There is ….. creeping warlordism. Local army commanders are taxing timber, charcoal, tomatoes, anything that passes through their roadblocks, making $250,000 a month, the report said. Commanders are even conscripting civilians to haul wood through the forest, reminiscent of the Belgian colonial days when pith-helmeted officers whipped Congolese porters with hippopotamus hide.”

The Congo conflict is more than anything else an economic conflict. It will only stop when those profiting from it come to their senses (I don’t know what will prompt this if 5 million deaths and counting can’t do the trick). And the web of war-profiteers  is huge.

Meanwhile in Zambia, it’s everything goes like it is still 1991. A section of donors have suspended aid to the health ministry because $ 2.1 million went missing (“more than 100,000 Zambians die every year from malaria and HIV/AIDS”– Economist). The government is reluctant to fight corruption. Mr. Rupiah Banda, the current president, seems bent on becoming the new Frederick Chiluba – the kleptocrat who ruled Zambia for ten years.
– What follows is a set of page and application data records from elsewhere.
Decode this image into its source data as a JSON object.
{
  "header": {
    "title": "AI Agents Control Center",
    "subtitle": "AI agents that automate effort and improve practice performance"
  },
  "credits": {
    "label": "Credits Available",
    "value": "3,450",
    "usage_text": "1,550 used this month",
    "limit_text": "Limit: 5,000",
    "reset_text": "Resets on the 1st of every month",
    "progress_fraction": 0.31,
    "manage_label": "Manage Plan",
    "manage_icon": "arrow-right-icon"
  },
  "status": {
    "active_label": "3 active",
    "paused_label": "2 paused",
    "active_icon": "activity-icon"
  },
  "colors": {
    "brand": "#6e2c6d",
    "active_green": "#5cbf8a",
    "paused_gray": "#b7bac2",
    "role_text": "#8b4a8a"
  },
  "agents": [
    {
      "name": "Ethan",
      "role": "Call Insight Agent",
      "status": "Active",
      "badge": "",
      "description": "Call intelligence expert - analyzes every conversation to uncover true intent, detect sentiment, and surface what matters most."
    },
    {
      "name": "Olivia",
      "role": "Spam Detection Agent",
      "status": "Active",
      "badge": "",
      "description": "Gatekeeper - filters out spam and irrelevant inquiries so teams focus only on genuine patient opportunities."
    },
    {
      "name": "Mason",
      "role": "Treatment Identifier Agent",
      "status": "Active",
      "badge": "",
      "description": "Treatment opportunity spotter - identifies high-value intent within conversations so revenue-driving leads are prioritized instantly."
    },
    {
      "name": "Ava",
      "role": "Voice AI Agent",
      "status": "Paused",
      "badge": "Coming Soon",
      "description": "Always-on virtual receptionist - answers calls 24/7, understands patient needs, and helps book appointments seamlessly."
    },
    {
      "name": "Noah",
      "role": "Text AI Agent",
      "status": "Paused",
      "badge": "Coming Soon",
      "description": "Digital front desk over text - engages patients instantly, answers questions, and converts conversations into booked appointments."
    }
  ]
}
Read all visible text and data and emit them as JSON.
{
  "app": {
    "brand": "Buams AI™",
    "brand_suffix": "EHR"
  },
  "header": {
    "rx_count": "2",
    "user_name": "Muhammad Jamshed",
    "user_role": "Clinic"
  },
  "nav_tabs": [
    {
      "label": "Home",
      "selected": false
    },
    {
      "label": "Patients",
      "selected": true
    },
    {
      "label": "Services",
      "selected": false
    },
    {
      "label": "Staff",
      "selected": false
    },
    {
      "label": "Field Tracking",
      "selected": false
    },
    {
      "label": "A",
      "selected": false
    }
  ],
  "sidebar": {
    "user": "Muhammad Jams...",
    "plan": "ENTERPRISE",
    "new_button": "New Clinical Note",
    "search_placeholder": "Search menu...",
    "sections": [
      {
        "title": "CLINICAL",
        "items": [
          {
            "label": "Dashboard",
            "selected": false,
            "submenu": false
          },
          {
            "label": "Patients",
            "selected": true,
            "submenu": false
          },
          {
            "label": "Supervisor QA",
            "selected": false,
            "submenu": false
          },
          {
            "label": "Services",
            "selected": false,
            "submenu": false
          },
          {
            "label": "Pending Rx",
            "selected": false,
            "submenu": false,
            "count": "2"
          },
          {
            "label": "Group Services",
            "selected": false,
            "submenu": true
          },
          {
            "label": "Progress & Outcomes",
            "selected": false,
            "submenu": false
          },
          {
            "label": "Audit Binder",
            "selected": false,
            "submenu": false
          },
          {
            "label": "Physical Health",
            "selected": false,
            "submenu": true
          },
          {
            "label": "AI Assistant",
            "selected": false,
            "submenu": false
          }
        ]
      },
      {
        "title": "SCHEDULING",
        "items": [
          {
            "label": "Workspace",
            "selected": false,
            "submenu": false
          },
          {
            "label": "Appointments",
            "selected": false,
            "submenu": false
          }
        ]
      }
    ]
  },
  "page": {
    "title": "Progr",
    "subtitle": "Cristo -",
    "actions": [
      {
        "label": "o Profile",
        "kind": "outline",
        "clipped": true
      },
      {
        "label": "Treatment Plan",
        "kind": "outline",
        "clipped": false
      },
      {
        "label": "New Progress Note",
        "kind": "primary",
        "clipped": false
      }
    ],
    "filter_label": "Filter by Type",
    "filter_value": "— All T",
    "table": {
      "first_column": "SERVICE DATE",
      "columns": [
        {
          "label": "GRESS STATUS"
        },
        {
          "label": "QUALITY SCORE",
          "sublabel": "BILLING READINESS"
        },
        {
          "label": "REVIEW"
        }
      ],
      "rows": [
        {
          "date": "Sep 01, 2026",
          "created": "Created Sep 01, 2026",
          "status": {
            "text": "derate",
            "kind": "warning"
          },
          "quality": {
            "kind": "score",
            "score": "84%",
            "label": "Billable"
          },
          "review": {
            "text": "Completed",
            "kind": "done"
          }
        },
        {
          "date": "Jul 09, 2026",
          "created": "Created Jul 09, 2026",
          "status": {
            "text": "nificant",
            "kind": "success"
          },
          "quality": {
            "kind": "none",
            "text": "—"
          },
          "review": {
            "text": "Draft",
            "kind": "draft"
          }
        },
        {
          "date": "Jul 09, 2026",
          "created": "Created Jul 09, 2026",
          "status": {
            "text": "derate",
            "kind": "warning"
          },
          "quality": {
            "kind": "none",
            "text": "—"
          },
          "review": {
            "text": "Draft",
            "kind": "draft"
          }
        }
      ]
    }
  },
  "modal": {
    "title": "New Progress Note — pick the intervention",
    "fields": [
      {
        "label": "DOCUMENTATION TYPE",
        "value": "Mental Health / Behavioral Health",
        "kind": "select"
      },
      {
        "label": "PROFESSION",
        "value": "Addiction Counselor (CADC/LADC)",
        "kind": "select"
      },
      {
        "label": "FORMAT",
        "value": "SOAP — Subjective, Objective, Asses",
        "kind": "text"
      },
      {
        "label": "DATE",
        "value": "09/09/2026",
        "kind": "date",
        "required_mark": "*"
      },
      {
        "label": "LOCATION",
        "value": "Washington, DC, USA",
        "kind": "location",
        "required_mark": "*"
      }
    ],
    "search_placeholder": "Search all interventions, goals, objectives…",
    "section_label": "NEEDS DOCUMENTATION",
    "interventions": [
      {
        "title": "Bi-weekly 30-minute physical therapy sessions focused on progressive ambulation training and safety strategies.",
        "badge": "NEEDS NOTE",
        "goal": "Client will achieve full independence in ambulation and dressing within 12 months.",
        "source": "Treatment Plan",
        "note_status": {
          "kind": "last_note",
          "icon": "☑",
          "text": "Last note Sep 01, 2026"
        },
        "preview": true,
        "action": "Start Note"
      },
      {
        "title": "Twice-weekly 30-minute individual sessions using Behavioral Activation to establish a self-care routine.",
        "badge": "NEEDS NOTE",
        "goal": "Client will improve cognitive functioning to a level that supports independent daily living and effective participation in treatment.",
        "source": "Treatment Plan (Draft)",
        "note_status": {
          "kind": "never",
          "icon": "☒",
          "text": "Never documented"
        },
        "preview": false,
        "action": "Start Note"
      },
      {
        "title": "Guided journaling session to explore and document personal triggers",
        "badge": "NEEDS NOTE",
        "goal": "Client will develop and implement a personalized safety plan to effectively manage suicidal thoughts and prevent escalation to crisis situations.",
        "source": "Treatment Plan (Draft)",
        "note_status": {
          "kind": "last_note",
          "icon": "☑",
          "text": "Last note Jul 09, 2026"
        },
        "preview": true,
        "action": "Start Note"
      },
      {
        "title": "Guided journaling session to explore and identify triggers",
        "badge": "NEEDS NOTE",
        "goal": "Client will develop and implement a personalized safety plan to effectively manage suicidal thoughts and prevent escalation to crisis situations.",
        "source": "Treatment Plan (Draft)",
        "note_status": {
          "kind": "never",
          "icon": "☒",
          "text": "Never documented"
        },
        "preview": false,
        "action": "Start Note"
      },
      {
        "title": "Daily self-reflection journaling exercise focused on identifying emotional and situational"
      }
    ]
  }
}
Things never change.

who is funding this war?

The BBC is reporting that the FDLR, a group suspected to include genocidaires from Rwanda’s 1994 disaster, has retaken positions it ceded a month ago to Rwandan troops. Earlier this year Rwandan troops had moved into Eastern DRC with a mission to take out FDLR positions. However, it is now emerging that as soon as Rwanda left, the FDLR moved back and retook their old bases.

congo-mine1These new developments just serve to illustrate how intractable the mess in Eastern Congo is. For years now Uganda, Rwanda and the weak Kinshasa governments of Kabila I and II have tried to restore order in this part of the vast central African country without success. It seems like the more the government tries to end the war the more rebel movements emerge. Which begs the question, exactly who is funding this war?

That foreign companies are accomplices in the Congo war is not a secret. The control of mines and trading centres (for tax purposes) seem to be the main motivations for the emergence of the numerous rebel groups. Someone is buying the minerals that come from these mines and someone is supplying the rag tag bandits with guns and ammunition. I am sure it is within the means of the UN and the many involved parties – if they mean well in their involvement – to expose the companies that are involved in this messy war, either as arms dealers or purchasers of minerals.

Just like it was in Sierra Leone with blood diamonds, the international community can shame the companies involved in this war to come clean and end the economic incentives for the proliferation of rebel groups and gangs in eastern Congo.

The following are some American-owned companies that were implicated in a 2002 UN report on the Congo war profiteers: Cabot Corporation, Eagle Wings Resources International, Trinitech International, Kemet Electronics Corporation, OM Group and Visgay Sprague …… and there are others.

The Congo war is a resource war and the sooner those trying to stop it acknowledge this fact and deal with it, the easier it is going to be to come up with modalities of how to end it.